Minha primeira namorada fumava maconha, ouvia rock pesado,
bebia cachaça com limão, conversava com bêbados e prostitutas, gostava de
revólveres, lenços de seda indiana, livros de Jung. Em cada encontro, ela fazia
algo inusitado. Uma de suas transgressões favoritas era jantar em restaurantes
caros e sair sem pagar a conta. Outro passatempo predileto era o de roubar livros. Eu era um rapaz tímido, bem-comportado, ficava
assustado com as suas traquinagens – como disparar uma bala no meio da rua, de madrugada – e fascinado. Após dois anos de
relacionamento, ela se apaixonou por um estudante de medicina – muito, muito,
muito mais careta do que eu – e fiquei sem ter notícias dela por duas décadas.
Imaginava coisas terríveis: que ela tinha sido morta pelo marido, ou cometido
suicídio (seu espírito de autodestruição era considerável). Encontrei-a
novamente, por acaso, há cerca de dois anos: continuava linda, apesar de contar
50 anos e das duas gestações.
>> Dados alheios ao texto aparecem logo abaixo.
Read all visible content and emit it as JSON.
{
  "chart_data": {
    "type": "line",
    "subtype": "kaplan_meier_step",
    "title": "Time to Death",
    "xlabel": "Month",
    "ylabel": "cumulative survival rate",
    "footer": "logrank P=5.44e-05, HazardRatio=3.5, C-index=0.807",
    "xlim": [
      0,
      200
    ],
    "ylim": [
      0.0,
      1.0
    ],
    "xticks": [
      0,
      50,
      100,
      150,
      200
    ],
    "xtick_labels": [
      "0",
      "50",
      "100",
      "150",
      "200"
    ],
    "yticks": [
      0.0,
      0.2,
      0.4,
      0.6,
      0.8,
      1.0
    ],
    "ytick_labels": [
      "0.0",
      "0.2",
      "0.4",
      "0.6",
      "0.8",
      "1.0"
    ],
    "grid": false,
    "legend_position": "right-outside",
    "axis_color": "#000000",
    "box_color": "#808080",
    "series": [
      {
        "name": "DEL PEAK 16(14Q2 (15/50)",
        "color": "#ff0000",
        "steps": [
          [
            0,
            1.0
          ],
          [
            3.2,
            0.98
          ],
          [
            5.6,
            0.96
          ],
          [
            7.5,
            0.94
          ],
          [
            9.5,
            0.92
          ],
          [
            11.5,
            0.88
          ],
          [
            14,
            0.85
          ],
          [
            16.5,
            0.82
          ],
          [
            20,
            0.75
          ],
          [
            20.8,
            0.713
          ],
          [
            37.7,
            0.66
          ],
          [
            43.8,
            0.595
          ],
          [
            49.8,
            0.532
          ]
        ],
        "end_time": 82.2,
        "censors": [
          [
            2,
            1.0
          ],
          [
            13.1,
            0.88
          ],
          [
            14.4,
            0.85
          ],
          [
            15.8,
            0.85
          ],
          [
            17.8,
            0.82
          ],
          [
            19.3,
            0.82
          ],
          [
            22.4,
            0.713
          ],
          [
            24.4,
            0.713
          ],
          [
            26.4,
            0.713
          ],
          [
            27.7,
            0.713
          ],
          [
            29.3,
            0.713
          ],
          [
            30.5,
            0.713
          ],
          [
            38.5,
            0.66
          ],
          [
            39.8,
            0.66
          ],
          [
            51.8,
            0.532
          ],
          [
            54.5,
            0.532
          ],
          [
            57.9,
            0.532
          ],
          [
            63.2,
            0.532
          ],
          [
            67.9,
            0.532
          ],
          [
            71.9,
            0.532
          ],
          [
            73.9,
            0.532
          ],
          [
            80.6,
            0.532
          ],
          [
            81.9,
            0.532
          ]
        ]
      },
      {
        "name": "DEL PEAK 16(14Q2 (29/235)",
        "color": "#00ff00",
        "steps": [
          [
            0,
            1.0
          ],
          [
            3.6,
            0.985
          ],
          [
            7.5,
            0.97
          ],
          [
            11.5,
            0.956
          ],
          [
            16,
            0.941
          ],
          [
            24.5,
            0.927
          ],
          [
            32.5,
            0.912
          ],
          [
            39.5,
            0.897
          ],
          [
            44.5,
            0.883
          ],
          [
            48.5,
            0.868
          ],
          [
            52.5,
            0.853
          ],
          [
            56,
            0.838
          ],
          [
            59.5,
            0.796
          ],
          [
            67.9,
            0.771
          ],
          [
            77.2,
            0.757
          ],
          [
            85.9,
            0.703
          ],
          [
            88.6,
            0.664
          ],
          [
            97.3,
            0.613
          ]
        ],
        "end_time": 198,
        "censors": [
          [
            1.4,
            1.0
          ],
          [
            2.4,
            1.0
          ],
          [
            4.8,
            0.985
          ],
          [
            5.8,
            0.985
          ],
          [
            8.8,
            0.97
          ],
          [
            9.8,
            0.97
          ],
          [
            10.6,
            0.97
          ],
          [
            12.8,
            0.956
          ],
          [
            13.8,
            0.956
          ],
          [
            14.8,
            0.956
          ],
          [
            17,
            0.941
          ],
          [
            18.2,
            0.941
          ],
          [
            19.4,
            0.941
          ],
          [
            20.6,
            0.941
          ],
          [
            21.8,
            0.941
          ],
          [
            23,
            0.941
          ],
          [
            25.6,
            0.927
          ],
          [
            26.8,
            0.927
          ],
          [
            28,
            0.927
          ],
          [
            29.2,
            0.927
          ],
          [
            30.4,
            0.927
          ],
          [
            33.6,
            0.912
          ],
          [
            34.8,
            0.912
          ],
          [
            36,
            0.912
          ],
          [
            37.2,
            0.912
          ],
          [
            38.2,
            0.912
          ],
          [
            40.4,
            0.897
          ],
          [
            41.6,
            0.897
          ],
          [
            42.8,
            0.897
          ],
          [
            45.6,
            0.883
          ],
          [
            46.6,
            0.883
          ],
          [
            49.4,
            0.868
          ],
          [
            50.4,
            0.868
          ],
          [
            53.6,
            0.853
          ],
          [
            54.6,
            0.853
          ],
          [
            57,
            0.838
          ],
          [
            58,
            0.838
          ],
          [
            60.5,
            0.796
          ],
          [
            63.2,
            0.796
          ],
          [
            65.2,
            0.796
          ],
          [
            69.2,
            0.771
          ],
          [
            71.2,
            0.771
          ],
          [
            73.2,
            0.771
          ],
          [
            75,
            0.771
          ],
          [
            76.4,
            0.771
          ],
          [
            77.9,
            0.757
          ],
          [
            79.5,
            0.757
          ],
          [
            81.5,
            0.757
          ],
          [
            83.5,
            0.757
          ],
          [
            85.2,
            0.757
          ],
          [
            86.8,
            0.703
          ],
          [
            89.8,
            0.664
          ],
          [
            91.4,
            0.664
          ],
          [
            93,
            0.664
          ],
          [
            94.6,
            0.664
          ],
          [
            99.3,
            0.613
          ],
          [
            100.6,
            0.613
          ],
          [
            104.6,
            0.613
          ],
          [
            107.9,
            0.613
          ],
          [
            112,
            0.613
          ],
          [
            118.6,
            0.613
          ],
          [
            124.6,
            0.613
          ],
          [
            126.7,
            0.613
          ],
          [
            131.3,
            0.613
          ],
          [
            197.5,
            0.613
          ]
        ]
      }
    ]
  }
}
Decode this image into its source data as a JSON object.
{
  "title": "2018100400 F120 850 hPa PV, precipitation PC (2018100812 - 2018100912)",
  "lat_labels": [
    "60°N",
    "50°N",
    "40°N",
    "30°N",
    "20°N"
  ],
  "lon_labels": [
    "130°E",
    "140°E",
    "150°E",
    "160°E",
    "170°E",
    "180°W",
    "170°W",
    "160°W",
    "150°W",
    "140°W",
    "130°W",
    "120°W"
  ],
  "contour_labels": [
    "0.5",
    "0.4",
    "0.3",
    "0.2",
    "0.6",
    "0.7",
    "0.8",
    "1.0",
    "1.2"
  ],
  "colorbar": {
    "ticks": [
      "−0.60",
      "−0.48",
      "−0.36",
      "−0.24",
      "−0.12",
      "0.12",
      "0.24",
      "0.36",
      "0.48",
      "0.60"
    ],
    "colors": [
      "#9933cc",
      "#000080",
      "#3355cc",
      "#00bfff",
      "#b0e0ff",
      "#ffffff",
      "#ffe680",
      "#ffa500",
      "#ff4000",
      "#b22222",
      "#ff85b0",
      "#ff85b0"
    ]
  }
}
Permanecia casada com o mesmo sujeito, hoje um
bem-sucedido clínico, gordo, careca e rico. Trocamos mensagens românticas,
marcamos um encontro, para recordarmos os velhos tempos (ela estava
insatisfeita com o casamento). Antes do grande dia, porém, leio suas postagens:
um imenso festival de preconceitos de toda ordem, com os inevitáveis “Fora
Dilma!” “abaixo o bolsa-miséria”, “vai pra Cuba”, “fora o Foro de São Paulo”.
Desmarquei o encontro no mesmo instante, bloqueei a criatura e espero nunca
mais revê-la. Realmente: aquela garota que conheci na juventude tinha morrido.